On voit aussi que les NFT donnent une nouvelle vie à certaines œuvres. C’est le cas de Bunnyman, dont la statue, créée il y a 30 ans par Max Grüter, est désormais disponible sous forme de NFT. Autant d’exemples qui montrent que les token ont un rôle déterminant à jouer dans la culture et l’art, notamment en termes de représentation.
Les NFT dans l’art et leurs dérives
Cette diversité a toutefois un prix et présente plusieurs inconvénients. Ce qui intéresse en premier lieu les consommateurs de NFT, c’est l’argent – pas l’art. Les créateurs de Monetized Graphics (l’ancêtre de ces fameux jetons numériques), l’entrepreneur Anil Dash et l’artiste numérique Kevin McCoy, l’ont vite compris en 2015. Le premier avait d’ailleurs confié dans les colonnes de The Atlantic : « En concevant une technologie dédiée à un usage artistique, McCoy et moi pensions l’empêcher de devenir un outil d’exploitation de la créativité. Mais rien ne s’est passé comme prévu. Notre rêve de donner plus de pouvoir aux artistes n’a jamais vu le jour et a laissé place à une hype commerciale exploitable. »
Il est vrai que la protection de l’artiste ressemble à une utopie et peut se révéler lourde de conséquences, autant pour eux que pour les plateformes de vente de NFT. C’est le cas d’OpenSea, victime d’une attaque de phishing, durant laquelle un utilisateur malveillant a volé une centaine de NFT, dont l’œuvre Bored Ape Yacht Club (BAYC) de Timothy McKimmy. Ce n’est pas la première fois qu’OpenSea est dans la tourmente : la plateforme a également été au cœur d’une affaire de plagiat. Elle n’a pas mis en place les mesures nécessaires pour prévenir la contrefaçon des NFT et a été accusée de favoriser le vol d’une forme d’art virtuel. Un principe qui contrevient à la propriété intellectuelle et qui témoigne de la législation encore balbutiante autour des jetons numériques.
Sans passer par ces plateformes liées à la blockchain, plusieurs artistes ont vu leur droit à la propriété intellectuelle bafoué. C’est le cas de Liam Sharp, un auteur de comics, qui a menacé de clôturer son compte Deviant Art car ses œuvres étaient régulièrement reprises pour être converties en NFT.
Face à cela, un mouvement anti-NFT se mobilise et tente de dissuader les pro-jetons de s’éloigner de cette pratique.
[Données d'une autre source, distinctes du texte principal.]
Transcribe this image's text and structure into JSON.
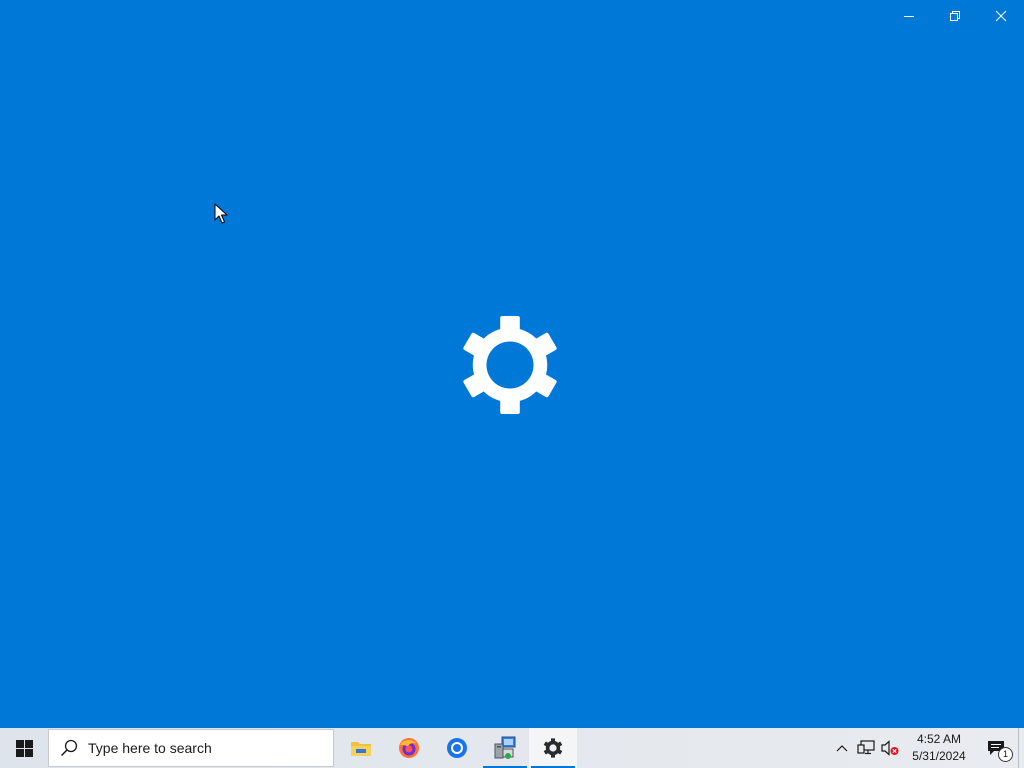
{
  "window": {
    "app_icon": "gear-icon",
    "controls": {
      "minimize": "minimize-icon",
      "restore": "restore-icon",
      "close": "close-icon"
    }
  },
  "taskbar": {
    "start_icon": "windows-logo-icon",
    "search": {
      "placeholder": "Type here to search",
      "icon": "search-icon"
    },
    "apps": [
      {
        "name": "File Explorer",
        "icon": "folder-icon",
        "running": false,
        "active": false
      },
      {
        "name": "Firefox",
        "icon": "firefox-icon",
        "running": false,
        "active": false
      },
      {
        "name": "Chrome",
        "icon": "chrome-icon",
        "running": false,
        "active": false
      },
      {
        "name": "Network Setup",
        "icon": "computer-network-icon",
        "running": true,
        "active": false
      },
      {
        "name": "Settings",
        "icon": "gear-icon",
        "running": true,
        "active": true
      }
    ],
    "tray": {
      "icons": [
        "chevron-up-icon",
        "network-icon",
        "volume-muted-icon"
      ],
      "time": "4:52 AM",
      "date": "5/31/2024",
      "notification_count": "1"
    }
  },
  "colors": {
    "accent": "#0078d7",
    "taskbar": "#e4e8ee"
  }
}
Son cheval de bataille : prouver que le crypto-art est trop volatil, et répond à un système de monétisation pyramidale.
Mais ce n’est pas le seul grief que l’on pointe concernant les dérives des NFT. De nos jours, et bien que ces jetons drainent de nouveaux consommateurs en matière d’art et de culture, force est de constater que c’est encore une technologie inaccessible au grand public, chez qui l’usage des cryptomonnaies est encore limité.
Enfin, du point de vue de la culture, les NFT posent la question de son avenir, mais aussi de la définition de l’art. Avec les possibilités infinies qu’ils offrent, que ce soit en termes de peinture, de vidéo ou de musique, il semblerait que tout soit susceptible de devenir de l’art et de la culture. Or, la fabrication d’un tweet n’est peut-être pas comparable à une image créée par un artiste et cela risque plus globalement d’écorcher l’unicité d’une œuvre.
Sans même parler de l’impact environnemental catastrophique que représentent les NFT, plusieurs dérives existent donc. Bien qu’ils bousculent les codes traditionnels de l’art, les NFT ne sont pas pour autant synonymes de garantie. Une ambivalence que chaque technologie possède, certes, mais qui, dans le cas de ces jetons numériques, mérite d’être correctement explorée, afin de préserver une culture dense, variée, mais aussi respectueuse des artistes et de leur travail.